An exponent represents how many times a number should be multiplied by itself. For example, *x*^{3} (or x cubed) would be written out as *x* × *x* × *x*. Canceling out a component in an equation requires using the opposite of that component. For example, subtracting 4 eliminates positive 4. The opposite of exponents are roots. The opposite of an exponent of 3 is a cubed root, indicated by this symbol: ³√.

## Isolate the Cubed Variable

## Eliminate the Coefficient

## Take the Cube Root

Isolate the instances of the cubed variable on one side of the equation. Practice using the example 2_x_^{3} + 2 = 3 - 6_x_^{3}.

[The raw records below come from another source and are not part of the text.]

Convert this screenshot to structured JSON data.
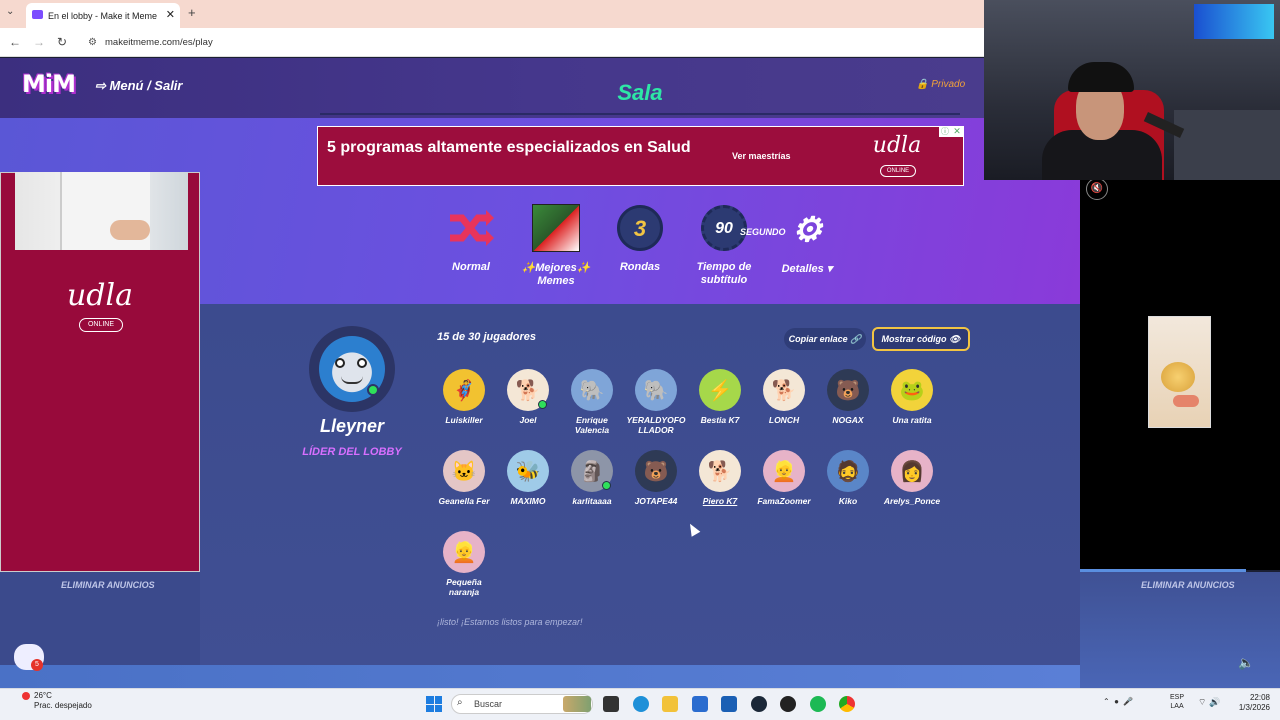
{
  "browser": {
    "tab_title": "En el lobby - Make it Meme",
    "url": "makeitmeme.com/es/play"
  },
  "header": {
    "logo": "MiM",
    "menu_label": "Menú / Salir",
    "title": "Sala",
    "privacy": "Privado"
  },
  "ad_banner": {
    "text": "5 programas altamente especializados en Salud",
    "cta": "Ver maestrías",
    "brand": "udla",
    "brand_sub": "ONLINE"
  },
  "settings": [
    {
      "label": "Normal",
      "icon": "shuffle-icon"
    },
    {
      "label": "✨Mejores✨ Memes",
      "icon": "meme-thumbnail"
    },
    {
      "label": "Rondas",
      "value": "3",
      "icon": "rounds-icon"
    },
    {
      "label": "Tiempo de subtítulo",
      "value": "90",
      "unit": "SEGUNDO",
      "icon": "timer-icon"
    },
    {
      "label": "Detalles",
      "icon": "gear-icon"
    }
  ],
  "side_ads": {
    "left_brand": "udla",
    "left_brand_sub": "ONLINE",
    "remove_left": "ELIMINAR ANUNCIOS",
    "remove_right": "ELIMINAR ANUNCIOS"
  },
  "leader": {
    "name": "Lleyner",
    "role": "LÍDER DEL LOBBY"
  },
  "lobby": {
    "player_count": "15 de 30 jugadores",
    "copy_link": "Copiar enlace",
    "show_code": "Mostrar código",
    "ready_text": "¡listo! ¡Estamos listos para empezar!"
  },
  "players": [
    {
      "name": "Luiskiller",
      "color": "#f2c230",
      "emoji": "🦸"
    },
    {
      "name": "Joel",
      "color": "#f4e7d6",
      "emoji": "🐕",
      "online": true
    },
    {
      "name": "Enrique Valencia",
      "color": "#7fa5d8",
      "emoji": "🐘"
    },
    {
      "name": "YERALDYOFOLLADOR",
      "color": "#7fa5d8",
      "emoji": "🐘"
    },
    {
      "name": "Bestia K7",
      "color": "#a6d84a",
      "emoji": "⚡"
    },
    {
      "name": "LONCH",
      "color": "#f4e7d6",
      "emoji": "🐕"
    },
    {
      "name": "NOGAX",
      "color": "#2e3a55",
      "emoji": "🐻"
    },
    {
      "name": "Una ratita",
      "color": "#f2d33a",
      "emoji": "🐸"
    },
    {
      "name": "Geanella Fer",
      "color": "#e4c6c6",
      "emoji": "🐱"
    },
    {
      "name": "MAXIMO",
      "color": "#9fcbe8",
      "emoji": "🐝"
    },
    {
      "name": "karlitaaaa",
      "color": "#8d95a8",
      "emoji": "🗿",
      "online": true
    },
    {
      "name": "JOTAPE44",
      "color": "#2e3a55",
      "emoji": "🐻"
    },
    {
      "name": "Piero K7",
      "color": "#f4e7d6",
      "emoji": "🐕",
      "underline": true
    },
    {
      "name": "FamaZoomer",
      "color": "#e7b3c8",
      "emoji": "👱"
    },
    {
      "name": "Kiko",
      "color": "#5a86c8",
      "emoji": "🧔"
    },
    {
      "name": "Arelys_Ponce",
      "color": "#e7b3c8",
      "emoji": "👩"
    },
    {
      "name": "Pequeña naranja",
      "color": "#e7b3c8",
      "emoji": "👱"
    }
  ],
  "chat": {
    "badge": "5"
  },
  "taskbar": {
    "temp": "26°C",
    "weather": "Prac. despejado",
    "weather_badge": "2",
    "search_placeholder": "Buscar",
    "lang1": "ESP",
    "lang2": "LAA",
    "time": "22:08",
    "date": "1/3/2026"
  }
}
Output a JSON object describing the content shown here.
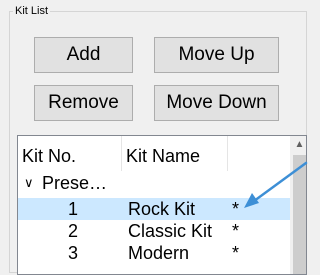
{
  "group": {
    "title": "Kit List"
  },
  "buttons": {
    "add": "Add",
    "move_up": "Move Up",
    "remove": "Remove",
    "move_down": "Move Down"
  },
  "list": {
    "columns": [
      "Kit No.",
      "Kit Name",
      ""
    ],
    "group_label": "Prese…",
    "rows": [
      {
        "no": "1",
        "name": "Rock Kit",
        "mark": "*",
        "selected": true
      },
      {
        "no": "2",
        "name": "Classic Kit",
        "mark": "*",
        "selected": false
      },
      {
        "no": "3",
        "name": "Modern",
        "mark": "*",
        "selected": false
      }
    ]
  },
  "colors": {
    "selection": "#cce8ff",
    "annotation_arrow": "#3d8fd6"
  },
  "icons": {
    "expand": "chevron-down-icon",
    "scroll_up": "scroll-up-arrow-icon"
  }
}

First, add 6_x_^{3} to both sides. This leaves you with:

8_x_^{3} + 2 = 3.

Next, subtract 2 from both sides to isolate the variable:

8_x_^{3} = 1

Eliminate the leading number or coefficient of the variable as the exponent only applies to the variable, not to that number. To continue the example, divide both sides of 8_x_^{3} = 1 by 8 to obtain *x*^{3} = 1/8.

Eliminate the cube on the variable by taking the cube root of both sides of the equation: ³√(*x*^{3}) = ³√(1/8) or *x* = ³√(1/8). Simplify the answer. Because the cube root of 8 is 2, the cube root of 1/8 is 1/2. So *x* = 1/2.